A student has a mixture of salt (NaCl) and sugar (C12H22O11). To determine the percentage, the student measures out 5.84 grams of the mixture and dissolves this in 100.0 mL of water. The student knows that aqueous salt with aqueous silver nitrate (AgNO3) to form solid silver chloride (AgCl). The student determines that sugar will not react with silver nitrate.
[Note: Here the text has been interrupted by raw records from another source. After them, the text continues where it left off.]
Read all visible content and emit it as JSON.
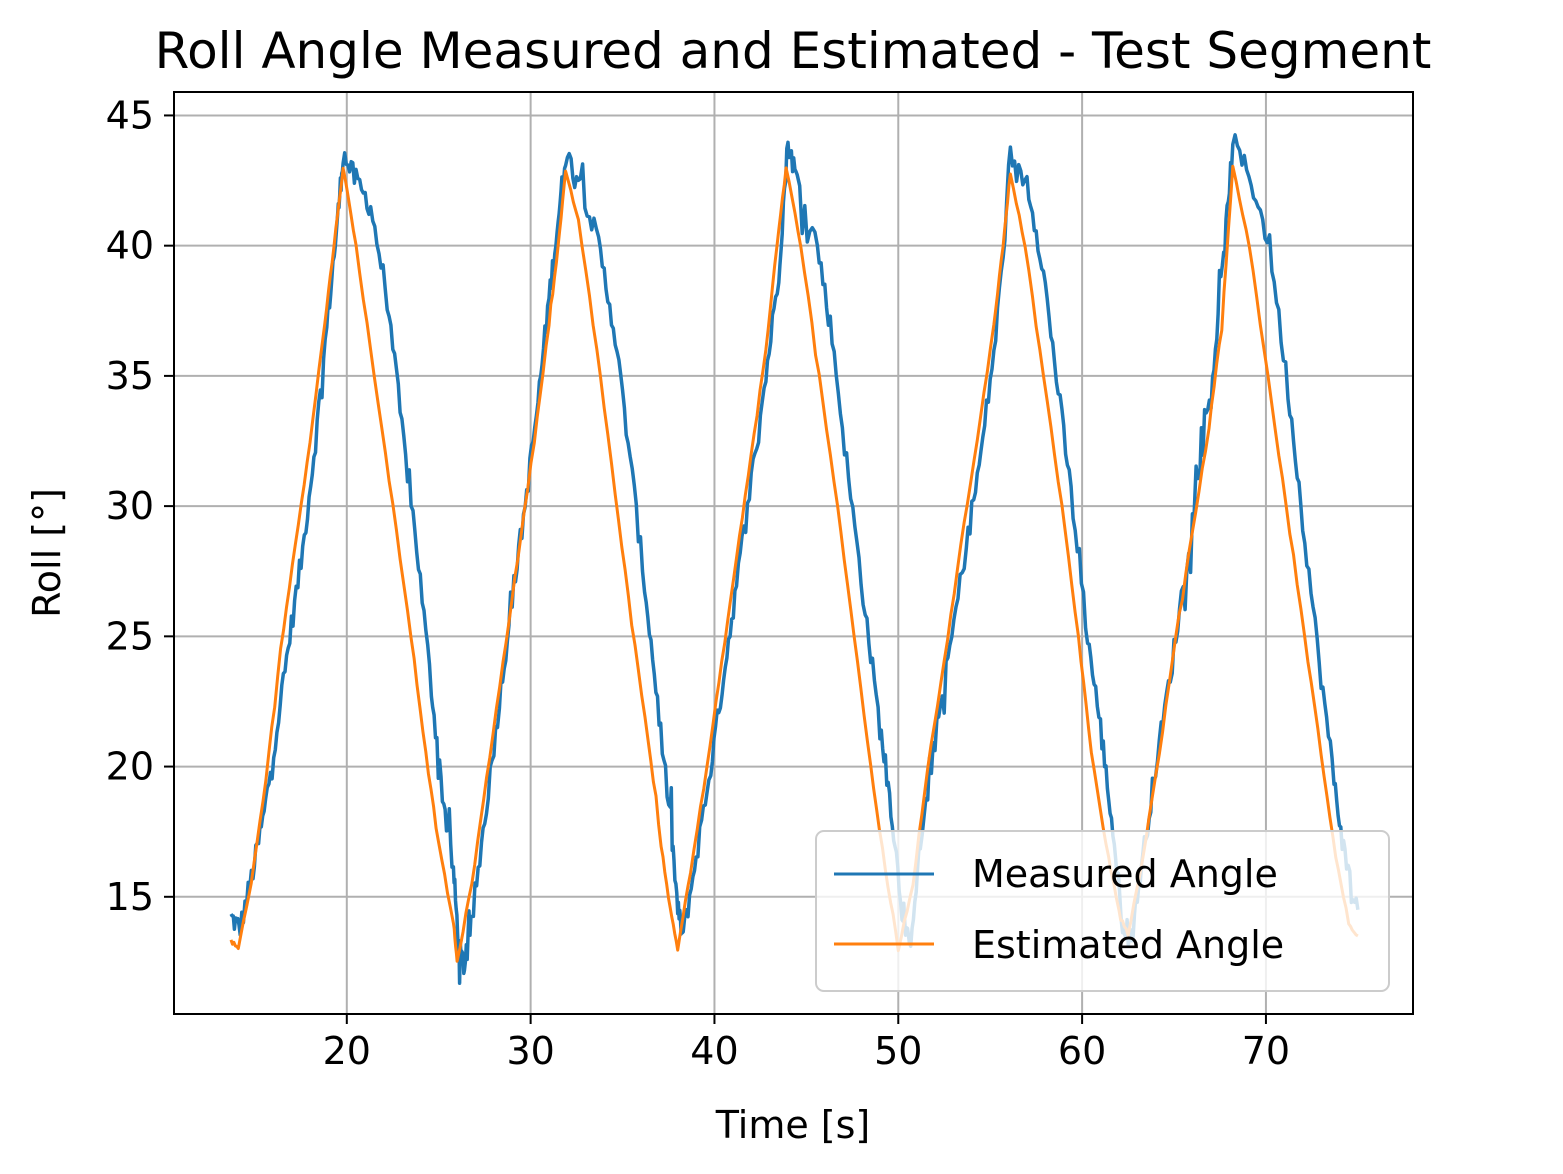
{
  "chart_data": {
    "type": "line",
    "title": "Roll Angle Measured and Estimated - Test Segment",
    "xlabel": "Time [s]",
    "ylabel": "Roll [°]",
    "xlim": [
      10.6,
      78.0
    ],
    "ylim": [
      10.5,
      45.9
    ],
    "xticks": [
      20,
      30,
      40,
      50,
      60,
      70
    ],
    "yticks": [
      15,
      20,
      25,
      30,
      35,
      40,
      45
    ],
    "grid": true,
    "legend_position": "lower-right",
    "series": [
      {
        "name": "Measured Angle",
        "color": "#1f77b4",
        "keypoints": [
          [
            13.7,
            14.2
          ],
          [
            14.2,
            13.8
          ],
          [
            14.9,
            16.0
          ],
          [
            15.5,
            18.2
          ],
          [
            16.2,
            21.5
          ],
          [
            16.9,
            25.0
          ],
          [
            17.6,
            28.3
          ],
          [
            18.3,
            32.5
          ],
          [
            19.0,
            37.5
          ],
          [
            19.5,
            41.0
          ],
          [
            19.8,
            43.5
          ],
          [
            20.5,
            42.5
          ],
          [
            21.3,
            41.5
          ],
          [
            22.2,
            38.0
          ],
          [
            23.0,
            33.0
          ],
          [
            23.8,
            28.5
          ],
          [
            24.6,
            23.0
          ],
          [
            25.2,
            19.0
          ],
          [
            25.8,
            16.0
          ],
          [
            26.1,
            13.0
          ],
          [
            26.4,
            12.3
          ],
          [
            26.8,
            14.0
          ],
          [
            27.5,
            18.0
          ],
          [
            28.3,
            22.5
          ],
          [
            29.0,
            26.5
          ],
          [
            29.7,
            30.0
          ],
          [
            30.4,
            34.0
          ],
          [
            31.0,
            38.0
          ],
          [
            31.5,
            41.0
          ],
          [
            31.9,
            43.5
          ],
          [
            32.7,
            42.5
          ],
          [
            33.7,
            40.0
          ],
          [
            34.5,
            37.0
          ],
          [
            35.3,
            32.5
          ],
          [
            36.2,
            27.0
          ],
          [
            36.9,
            22.5
          ],
          [
            37.6,
            18.0
          ],
          [
            38.0,
            14.5
          ],
          [
            38.3,
            13.5
          ],
          [
            39.0,
            16.5
          ],
          [
            39.8,
            20.0
          ],
          [
            40.5,
            23.5
          ],
          [
            41.2,
            27.0
          ],
          [
            42.0,
            31.0
          ],
          [
            42.8,
            35.0
          ],
          [
            43.5,
            39.0
          ],
          [
            44.0,
            44.0
          ],
          [
            44.5,
            42.5
          ],
          [
            45.6,
            40.0
          ],
          [
            46.4,
            36.5
          ],
          [
            47.3,
            31.0
          ],
          [
            48.2,
            26.0
          ],
          [
            49.0,
            21.5
          ],
          [
            49.6,
            18.5
          ],
          [
            50.2,
            14.5
          ],
          [
            50.6,
            13.0
          ],
          [
            51.2,
            17.0
          ],
          [
            52.0,
            21.0
          ],
          [
            52.8,
            24.5
          ],
          [
            53.7,
            28.5
          ],
          [
            54.5,
            32.0
          ],
          [
            55.3,
            36.5
          ],
          [
            56.1,
            43.0
          ],
          [
            57.0,
            42.5
          ],
          [
            57.8,
            39.5
          ],
          [
            58.6,
            35.0
          ],
          [
            59.4,
            30.5
          ],
          [
            60.3,
            25.0
          ],
          [
            61.0,
            21.5
          ],
          [
            61.6,
            18.0
          ],
          [
            62.2,
            14.0
          ],
          [
            62.7,
            13.5
          ],
          [
            63.3,
            16.5
          ],
          [
            64.0,
            20.0
          ],
          [
            64.8,
            23.5
          ],
          [
            65.6,
            27.5
          ],
          [
            66.4,
            31.5
          ],
          [
            67.1,
            35.0
          ],
          [
            67.7,
            39.5
          ],
          [
            68.2,
            44.0
          ],
          [
            69.2,
            42.5
          ],
          [
            70.2,
            40.0
          ],
          [
            71.2,
            34.5
          ],
          [
            72.0,
            29.5
          ],
          [
            72.9,
            24.0
          ],
          [
            73.7,
            19.5
          ],
          [
            74.3,
            16.5
          ],
          [
            75.0,
            14.5
          ]
        ]
      },
      {
        "name": "Estimated Angle",
        "color": "#ff7f0e",
        "keypoints": [
          [
            13.7,
            13.3
          ],
          [
            14.1,
            13.0
          ],
          [
            14.8,
            15.5
          ],
          [
            15.6,
            19.5
          ],
          [
            16.4,
            24.5
          ],
          [
            17.2,
            28.5
          ],
          [
            18.0,
            32.5
          ],
          [
            18.8,
            37.0
          ],
          [
            19.3,
            40.0
          ],
          [
            19.8,
            43.0
          ],
          [
            20.5,
            40.0
          ],
          [
            21.5,
            35.0
          ],
          [
            22.5,
            30.0
          ],
          [
            23.5,
            25.0
          ],
          [
            24.3,
            20.5
          ],
          [
            25.0,
            17.0
          ],
          [
            25.8,
            14.0
          ],
          [
            26.0,
            12.5
          ],
          [
            26.8,
            15.5
          ],
          [
            27.6,
            19.5
          ],
          [
            28.5,
            24.0
          ],
          [
            29.3,
            28.0
          ],
          [
            30.2,
            32.5
          ],
          [
            31.0,
            37.0
          ],
          [
            31.5,
            40.0
          ],
          [
            31.9,
            42.8
          ],
          [
            32.6,
            41.0
          ],
          [
            33.6,
            36.0
          ],
          [
            34.6,
            30.5
          ],
          [
            35.5,
            25.5
          ],
          [
            36.4,
            21.0
          ],
          [
            37.1,
            17.0
          ],
          [
            37.6,
            14.5
          ],
          [
            38.0,
            13.0
          ],
          [
            38.7,
            16.0
          ],
          [
            39.6,
            20.0
          ],
          [
            40.4,
            24.0
          ],
          [
            41.2,
            28.0
          ],
          [
            42.0,
            32.0
          ],
          [
            42.8,
            36.0
          ],
          [
            43.4,
            40.0
          ],
          [
            43.9,
            43.0
          ],
          [
            44.7,
            40.0
          ],
          [
            45.7,
            35.0
          ],
          [
            46.7,
            30.0
          ],
          [
            47.6,
            25.0
          ],
          [
            48.5,
            20.0
          ],
          [
            49.3,
            16.0
          ],
          [
            50.0,
            13.0
          ],
          [
            50.8,
            15.5
          ],
          [
            51.6,
            20.0
          ],
          [
            52.5,
            24.0
          ],
          [
            53.4,
            28.5
          ],
          [
            54.3,
            32.5
          ],
          [
            55.2,
            37.0
          ],
          [
            55.7,
            40.0
          ],
          [
            56.1,
            42.8
          ],
          [
            56.9,
            40.0
          ],
          [
            57.9,
            35.0
          ],
          [
            58.9,
            30.0
          ],
          [
            59.8,
            25.0
          ],
          [
            60.5,
            20.5
          ],
          [
            61.3,
            17.0
          ],
          [
            62.0,
            14.5
          ],
          [
            62.5,
            13.5
          ],
          [
            63.3,
            16.5
          ],
          [
            64.2,
            20.5
          ],
          [
            65.1,
            25.0
          ],
          [
            66.0,
            29.0
          ],
          [
            66.9,
            33.0
          ],
          [
            67.6,
            37.0
          ],
          [
            68.2,
            43.0
          ],
          [
            69.1,
            40.0
          ],
          [
            70.1,
            35.0
          ],
          [
            71.1,
            30.0
          ],
          [
            72.1,
            25.0
          ],
          [
            73.0,
            20.5
          ],
          [
            73.8,
            16.5
          ],
          [
            74.5,
            14.0
          ],
          [
            75.0,
            13.5
          ]
        ]
      }
    ]
  }
}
How many mL of 1.0 M AgNO3 would be required to precipitate 5.84 grams of NaCl?

Answer 1

Answer:

The volume of 1.0 AgNO₃ that would be required to precipitate 5.84 grams of NaCl is 99.93 ml

Explanation:

Here we have the reaction of AgNO₃ and NaCl as follows;

AgNO₃(aq) + NaCl(aq)→ AgCl(s) + NaNO₃(aq)

Therefore, one mole of silver nitrate, AgNO₃, reacts with one mole of sodium chloride, NaCl, to produce one mole of silver choride, AgCl, and one mole of sodium nitrate, NaNO₃,

Therefore, since 5.84 grams of NaCl which is 58.44 g/mol, contains

$Number \, of \, moles, n = \frac{Mass}{Molar \ mass} = \frac{5.84}{58.44} = 0.09993 \ moles \ of \ NaCl$

0.09993 moles of NaCl will react with 0.09993 moles of AgNO₃

Also, as 1.0 M solution of AgNO₃ contains 1 mole per 1 liter or 1000 mL, therefore, the volume of AgNO₃ that will contain 0.09993 moles is given as follows;

0.09993 × 1 Liter/mole= 0.09993 L = 99.93 mL

Therefore, the volume of 1.0 AgNO₃ that would be required to precipitate 5.84 grams of NaCl is 99.93 ml.